Wybory Prezydenckie 2010, polityczne przemiany i.. życie.

Jakiś czas temu dane mi było wysłuchać na jednym z kanałów TV wypowiedz Michała Figurskiego, który mówił o tym, że żyje w podwójnej Polsce. Mówił o tym po zdarzeniach Smoleńskich. Oto nie lubiany, często przez wielu nie szanowany prezydent nagle staje się „najfajniejszym prezydentem”. Nagle się wszystko zmieniło, Ci co do tej pory wyrażali się niezbyt przychylnie, teraz albo zamilkli, albo zmienili się o 180 stopni.

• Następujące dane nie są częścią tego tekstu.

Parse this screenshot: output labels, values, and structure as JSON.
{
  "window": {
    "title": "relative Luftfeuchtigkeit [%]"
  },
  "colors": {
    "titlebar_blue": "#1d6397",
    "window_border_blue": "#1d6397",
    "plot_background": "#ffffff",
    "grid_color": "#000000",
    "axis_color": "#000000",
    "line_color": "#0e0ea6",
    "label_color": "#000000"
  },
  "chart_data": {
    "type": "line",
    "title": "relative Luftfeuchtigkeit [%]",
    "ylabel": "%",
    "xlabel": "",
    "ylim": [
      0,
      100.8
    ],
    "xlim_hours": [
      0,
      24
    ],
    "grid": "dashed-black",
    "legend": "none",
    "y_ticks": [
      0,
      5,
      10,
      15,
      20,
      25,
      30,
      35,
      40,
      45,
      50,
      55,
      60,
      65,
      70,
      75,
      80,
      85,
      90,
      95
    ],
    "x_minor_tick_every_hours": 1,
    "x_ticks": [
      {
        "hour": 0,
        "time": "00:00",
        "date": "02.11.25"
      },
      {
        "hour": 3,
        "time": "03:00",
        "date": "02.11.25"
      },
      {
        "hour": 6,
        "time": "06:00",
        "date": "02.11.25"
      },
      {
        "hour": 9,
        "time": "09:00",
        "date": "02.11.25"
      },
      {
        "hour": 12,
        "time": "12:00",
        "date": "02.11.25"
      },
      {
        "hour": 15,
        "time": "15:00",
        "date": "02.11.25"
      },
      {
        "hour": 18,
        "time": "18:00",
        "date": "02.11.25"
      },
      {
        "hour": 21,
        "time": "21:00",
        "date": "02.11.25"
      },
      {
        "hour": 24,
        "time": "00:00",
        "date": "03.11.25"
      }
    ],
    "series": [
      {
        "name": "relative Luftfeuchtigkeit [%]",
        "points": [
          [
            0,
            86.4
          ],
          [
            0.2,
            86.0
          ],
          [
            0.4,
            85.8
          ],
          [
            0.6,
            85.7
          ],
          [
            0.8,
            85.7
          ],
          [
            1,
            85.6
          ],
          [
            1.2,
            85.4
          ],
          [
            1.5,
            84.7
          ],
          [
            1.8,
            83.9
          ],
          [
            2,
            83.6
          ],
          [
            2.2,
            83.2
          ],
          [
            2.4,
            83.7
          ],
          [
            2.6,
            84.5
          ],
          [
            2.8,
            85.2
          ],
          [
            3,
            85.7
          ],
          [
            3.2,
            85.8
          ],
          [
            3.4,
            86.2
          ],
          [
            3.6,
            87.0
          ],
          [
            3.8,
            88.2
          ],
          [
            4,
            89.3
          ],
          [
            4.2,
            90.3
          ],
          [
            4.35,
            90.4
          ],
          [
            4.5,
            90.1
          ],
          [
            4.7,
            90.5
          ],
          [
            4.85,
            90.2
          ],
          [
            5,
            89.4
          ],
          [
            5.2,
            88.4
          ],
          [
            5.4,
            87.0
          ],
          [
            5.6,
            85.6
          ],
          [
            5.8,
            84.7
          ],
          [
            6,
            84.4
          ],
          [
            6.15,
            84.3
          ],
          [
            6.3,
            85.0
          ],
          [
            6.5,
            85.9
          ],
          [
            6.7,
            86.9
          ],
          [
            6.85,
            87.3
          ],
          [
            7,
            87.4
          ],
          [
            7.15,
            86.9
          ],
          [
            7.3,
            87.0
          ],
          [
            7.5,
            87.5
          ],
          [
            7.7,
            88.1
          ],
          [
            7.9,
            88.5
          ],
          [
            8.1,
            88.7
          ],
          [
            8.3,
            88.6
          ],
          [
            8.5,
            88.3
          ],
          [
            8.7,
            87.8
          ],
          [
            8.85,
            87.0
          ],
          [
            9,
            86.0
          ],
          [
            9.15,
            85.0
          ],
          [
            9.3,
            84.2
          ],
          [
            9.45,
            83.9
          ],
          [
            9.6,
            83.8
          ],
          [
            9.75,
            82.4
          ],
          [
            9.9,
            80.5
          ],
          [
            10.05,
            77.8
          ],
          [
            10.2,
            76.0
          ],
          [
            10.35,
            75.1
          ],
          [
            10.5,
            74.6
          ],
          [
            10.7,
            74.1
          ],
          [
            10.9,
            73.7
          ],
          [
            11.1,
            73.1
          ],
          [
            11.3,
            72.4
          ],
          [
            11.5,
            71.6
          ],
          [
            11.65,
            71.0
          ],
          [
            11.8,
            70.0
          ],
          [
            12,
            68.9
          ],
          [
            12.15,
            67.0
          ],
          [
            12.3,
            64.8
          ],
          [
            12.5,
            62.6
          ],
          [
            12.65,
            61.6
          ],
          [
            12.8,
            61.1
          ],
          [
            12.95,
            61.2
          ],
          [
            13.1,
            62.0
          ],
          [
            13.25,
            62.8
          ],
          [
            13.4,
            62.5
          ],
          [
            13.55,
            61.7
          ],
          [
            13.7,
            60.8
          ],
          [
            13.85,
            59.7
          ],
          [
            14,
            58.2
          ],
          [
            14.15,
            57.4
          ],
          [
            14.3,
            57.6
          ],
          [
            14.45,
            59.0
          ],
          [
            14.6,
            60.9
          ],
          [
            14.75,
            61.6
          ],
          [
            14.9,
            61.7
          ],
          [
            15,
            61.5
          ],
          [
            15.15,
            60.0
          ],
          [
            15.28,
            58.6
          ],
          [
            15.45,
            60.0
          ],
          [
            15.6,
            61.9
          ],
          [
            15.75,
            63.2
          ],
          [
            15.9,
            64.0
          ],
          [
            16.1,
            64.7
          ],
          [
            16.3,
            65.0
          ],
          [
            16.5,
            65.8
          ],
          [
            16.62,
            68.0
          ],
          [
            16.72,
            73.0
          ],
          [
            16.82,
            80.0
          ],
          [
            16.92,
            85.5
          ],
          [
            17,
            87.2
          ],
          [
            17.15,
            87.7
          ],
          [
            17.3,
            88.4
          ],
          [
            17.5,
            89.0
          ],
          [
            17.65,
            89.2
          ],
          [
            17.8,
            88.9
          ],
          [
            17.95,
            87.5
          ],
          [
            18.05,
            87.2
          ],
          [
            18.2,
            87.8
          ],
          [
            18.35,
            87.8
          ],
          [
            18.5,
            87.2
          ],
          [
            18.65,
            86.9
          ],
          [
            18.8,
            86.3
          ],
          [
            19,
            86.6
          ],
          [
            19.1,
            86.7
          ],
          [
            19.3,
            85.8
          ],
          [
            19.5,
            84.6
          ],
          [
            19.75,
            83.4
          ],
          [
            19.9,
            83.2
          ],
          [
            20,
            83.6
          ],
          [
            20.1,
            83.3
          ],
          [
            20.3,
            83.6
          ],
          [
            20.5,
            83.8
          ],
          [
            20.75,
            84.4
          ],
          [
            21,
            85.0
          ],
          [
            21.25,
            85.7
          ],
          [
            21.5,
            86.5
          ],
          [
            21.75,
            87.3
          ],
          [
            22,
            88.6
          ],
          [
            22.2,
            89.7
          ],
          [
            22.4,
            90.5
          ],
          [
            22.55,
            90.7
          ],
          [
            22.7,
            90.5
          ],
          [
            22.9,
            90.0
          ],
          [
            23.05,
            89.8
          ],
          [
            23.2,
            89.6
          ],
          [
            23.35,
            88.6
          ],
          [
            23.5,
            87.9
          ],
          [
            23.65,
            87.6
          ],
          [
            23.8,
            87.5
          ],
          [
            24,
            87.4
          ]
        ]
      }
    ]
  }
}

Często też odnoszę takie wrażenie. Przyszło mi żyć w dwóch różnych Ojczyznach. To w niej zmuszano mnie do odbycia służby wojskowej pomimo moich negatywnych przekonań na całą tę szopkę zwaną wojskiem. I choć konstytucja gwarantuje mi wolność wyznania, przekonań – często są one deptane przez tych, którzy powinni stać na ich straży. W mojej Ojczyźnie sąsiad donosi na sąsiada. Choć mi by nigdy to nie przyszło do głowy, jeszcze teraz w XXI w., nikomu nie przeszkadzające auto, przeszkadza „życzliwemu sąsiadowi”, który zadba o przybycie Straży Miejskiej. I choć do tego typu parkowania (oczywiście nie na trawniku, tylko na wolnej przestrzeni pod blokiem) zmuszonych jest wielu, nie ważne. Jest w Niemczech takie powiedzenie – Jeśli Ci polak nie zaszkodził, to już Ci pomógł. Podobnie w pracy. W swoim zespole potrafią donosić na swoich kolegów, z którymi pracują. By odnieść sukces, nabić sobie plusów.

Oto w firmie, która lubi się nazywać „rodzinną”, każe się pracować w soboty, odbiera się część należnej premii, związki zawodowe nie potrafią walczyć o prawa pracowników. W końcu to nie górnictwo. Z jednej strony niby lepiej, a drugiej aż dusi od trwania „w tej życiowej szopce”.

Przed nami II tura wyborów prezydenckich. Oto w „lepszej wersji” mojej Ojczyzny jeden z kandydatów w wygłoszonym orędziu mówi o „przyjaciołach Rosjanach”, choć wcześniej jakby mógł to by pewnie srał na każdego napotkanego Rosjanina. W polityce modna stała się przemiana. Niektórzy poddali liftingowi wygląd zewnętrzny. „Jest fajnie”. I znów wesoło.

I niby miało być lepiej, bo mieliśmy wybierać lepszego prezydenta. A wybieramy między mniejszym a większym (K.) złem. Wybór ów jest „śmiechem demokracji”. Nie rozumiem do końca jej poczucia humoru, mi nie jest do śmiechu. Właściwie to tylko wysłuchanie prośby przyjaciela by zagłosować sprawi, że jutro zagłosuję.